ABCSEVILLA. El Juzgado de Instrucción número 9 de Sevilla ha dictado auto de apertura de juicio de faltas contra el alcalde de Guillena, Justo Padilla (PSOE), contra dos técnicos.

El Juzgado de Instrucción número 9 de Sevilla ha dictado auto de apertura de juicio de faltas contra el alcalde de Guillena, Justo Padilla (PSOE), contra dos técnicos de mantenimiento del parque Zoo de Sevilla, J.D.S. y M.M.M., y subsidiariamente contra la aseguradora del recinto, con lo que da por finalizadas las diligencias abiertas por la caída de la atracción conocida como «La Voladora», en la que resultaron heridas 25 personas, la mayoría niños.
Según informaron a Europa Press fuentes del caso, el juez considera a Padilla responsable de una falta de lesiones por imprudencia.

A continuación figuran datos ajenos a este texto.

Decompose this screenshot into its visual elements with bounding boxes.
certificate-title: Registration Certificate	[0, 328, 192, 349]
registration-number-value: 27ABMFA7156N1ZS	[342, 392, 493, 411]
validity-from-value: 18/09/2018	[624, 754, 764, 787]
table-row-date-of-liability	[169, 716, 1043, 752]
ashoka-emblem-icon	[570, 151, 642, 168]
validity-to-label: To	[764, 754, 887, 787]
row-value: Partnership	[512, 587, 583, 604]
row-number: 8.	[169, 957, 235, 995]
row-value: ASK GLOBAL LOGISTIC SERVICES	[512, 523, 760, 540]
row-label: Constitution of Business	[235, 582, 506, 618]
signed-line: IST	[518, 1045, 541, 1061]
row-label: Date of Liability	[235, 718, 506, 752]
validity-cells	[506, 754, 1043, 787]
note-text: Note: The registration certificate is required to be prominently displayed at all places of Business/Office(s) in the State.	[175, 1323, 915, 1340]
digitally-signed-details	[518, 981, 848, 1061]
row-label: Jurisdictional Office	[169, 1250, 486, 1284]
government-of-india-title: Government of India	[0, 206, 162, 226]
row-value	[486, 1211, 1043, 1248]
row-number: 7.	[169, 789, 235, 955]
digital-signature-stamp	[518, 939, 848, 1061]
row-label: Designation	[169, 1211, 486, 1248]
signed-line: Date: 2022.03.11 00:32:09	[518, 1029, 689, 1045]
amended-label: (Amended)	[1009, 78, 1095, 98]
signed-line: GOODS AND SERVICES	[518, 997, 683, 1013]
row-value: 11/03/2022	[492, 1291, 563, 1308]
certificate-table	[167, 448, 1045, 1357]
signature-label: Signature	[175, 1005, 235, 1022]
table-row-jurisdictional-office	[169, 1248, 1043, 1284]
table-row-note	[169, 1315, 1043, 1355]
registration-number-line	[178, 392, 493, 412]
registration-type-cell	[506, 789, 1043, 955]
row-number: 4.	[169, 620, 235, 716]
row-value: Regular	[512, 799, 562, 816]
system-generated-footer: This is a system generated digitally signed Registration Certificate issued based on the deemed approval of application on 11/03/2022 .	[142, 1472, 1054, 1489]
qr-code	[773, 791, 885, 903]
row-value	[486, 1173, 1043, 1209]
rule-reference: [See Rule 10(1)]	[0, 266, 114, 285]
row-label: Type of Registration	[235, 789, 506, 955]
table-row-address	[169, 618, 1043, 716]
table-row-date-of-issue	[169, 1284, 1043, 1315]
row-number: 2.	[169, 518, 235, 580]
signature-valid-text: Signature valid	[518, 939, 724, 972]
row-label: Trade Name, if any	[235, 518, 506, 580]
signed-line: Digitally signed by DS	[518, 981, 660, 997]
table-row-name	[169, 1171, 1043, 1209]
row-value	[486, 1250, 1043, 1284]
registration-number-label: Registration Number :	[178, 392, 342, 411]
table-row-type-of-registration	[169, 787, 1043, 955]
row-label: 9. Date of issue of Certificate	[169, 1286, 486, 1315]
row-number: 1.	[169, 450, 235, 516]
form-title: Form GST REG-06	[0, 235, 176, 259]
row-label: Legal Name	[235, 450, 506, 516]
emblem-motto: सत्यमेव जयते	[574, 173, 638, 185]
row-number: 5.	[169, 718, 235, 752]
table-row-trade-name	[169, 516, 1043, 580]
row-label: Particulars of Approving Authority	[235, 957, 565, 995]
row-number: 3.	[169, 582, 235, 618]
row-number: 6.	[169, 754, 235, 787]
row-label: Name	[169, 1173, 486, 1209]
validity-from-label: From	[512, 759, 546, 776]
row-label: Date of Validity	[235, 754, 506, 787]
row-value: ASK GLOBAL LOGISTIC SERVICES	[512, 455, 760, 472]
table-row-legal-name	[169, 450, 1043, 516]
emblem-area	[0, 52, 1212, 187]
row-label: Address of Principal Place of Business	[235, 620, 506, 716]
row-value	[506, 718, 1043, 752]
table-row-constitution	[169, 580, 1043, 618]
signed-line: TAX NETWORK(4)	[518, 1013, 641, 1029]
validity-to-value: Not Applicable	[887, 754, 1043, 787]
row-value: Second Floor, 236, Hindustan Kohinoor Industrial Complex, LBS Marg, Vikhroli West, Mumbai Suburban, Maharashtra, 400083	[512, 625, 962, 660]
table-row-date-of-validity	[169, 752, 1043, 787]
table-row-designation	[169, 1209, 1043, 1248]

Asimismo, la aseguradora del recinto ferial ha sido considerada subsidiariamente responsable, con lo que se garantiza que los afectados podrán cobrar las indemnizaciones pertinentes por las lesiones sufridas.
Por su parte, la acusación particular aún no ha determinado si recurrirá el auto judicial para reclamar que los hechos sean juzgados como delito y no como falta, o bien continuar con este procedimiento y reclamar las indemnizaciones por vía administrativa, ya que el caso por la vía penal ya fue incluso archivado en una ocasión.
En su declaración, Justo Padilla se centró en la documentación bajo la que funcionaba la atracción ferial, alegando el regidor que la máquina sí tenía documentos y que, en cualquier caso, podía funcionar sin autorizaciones explícitas al tratarse de una «atracción itinerante».
En el caso del ingeniero encargado de revisar anualmente la maquinaria, Martín Pedro S.S., también imputado, alegó que nunca detectó nada extraño en las inspecciones realizadas, detallando que en la última revisión efectuada sobre la atracción, -la correspondiente a 2004-, no habían sido sustituidos aún los tornillos a los que aludía el informe pericial encargado por el juez; un documento que apuntaba al uso de tornillos incorrectos como posible causa del siniestro.
El ingeniero contradijo el contenido del informe pericial, ratificado en todos sus términos por el perito designado para su elaboración, al insistir en que nunca fueron detectados defectos que, según dicho documento, eran perceptibles «a simple vista».
Padilla es el sexto imputado en el caso de esta atracción siniestrada el 9 de abril de 2005 en el «Zoo de Sevilla», ubicado en Guillena y gestionado por la empresa «Mundopark», un caso que fue inicialmente archivado por el Juzgado de Instrucción número 9 hasta que la Sección Séptima de la Audiencia Provincial ordenó la reapertura de la causa.
Ante el juez ha declarado en calidad de testigo el perito judicial que inspeccionó la maquinaria y como imputados el alcalde de Guillena, Pedro S.S., el operario encargado del mantenimiento ordinario de la atracción, el operario que la manejaba, el representante legal de la empresa gestora del «Zoo de Sevilla» y el encargado del recinto de atracciones.
Durante todas estas comparecencias, el perito judicial que inspeccionó la máquina tras el siniestro ratificó el informe que elaboró en su día, destacando el uso de tornillos inadecuados para la fijación de algunos elementos mecánicos. El representante legal de la empresa gestora del parque de atracciones, Julio Martín, alegó por su parte que se limitaba a administrar los aspectos legales del negocio y que desconocía los entresijos técnicos de la atracción, mientras el encargado del recinto, Manuel M.M., ha reconocido ante el juez que la máquina operaba sin algunos de los documentos requeridos.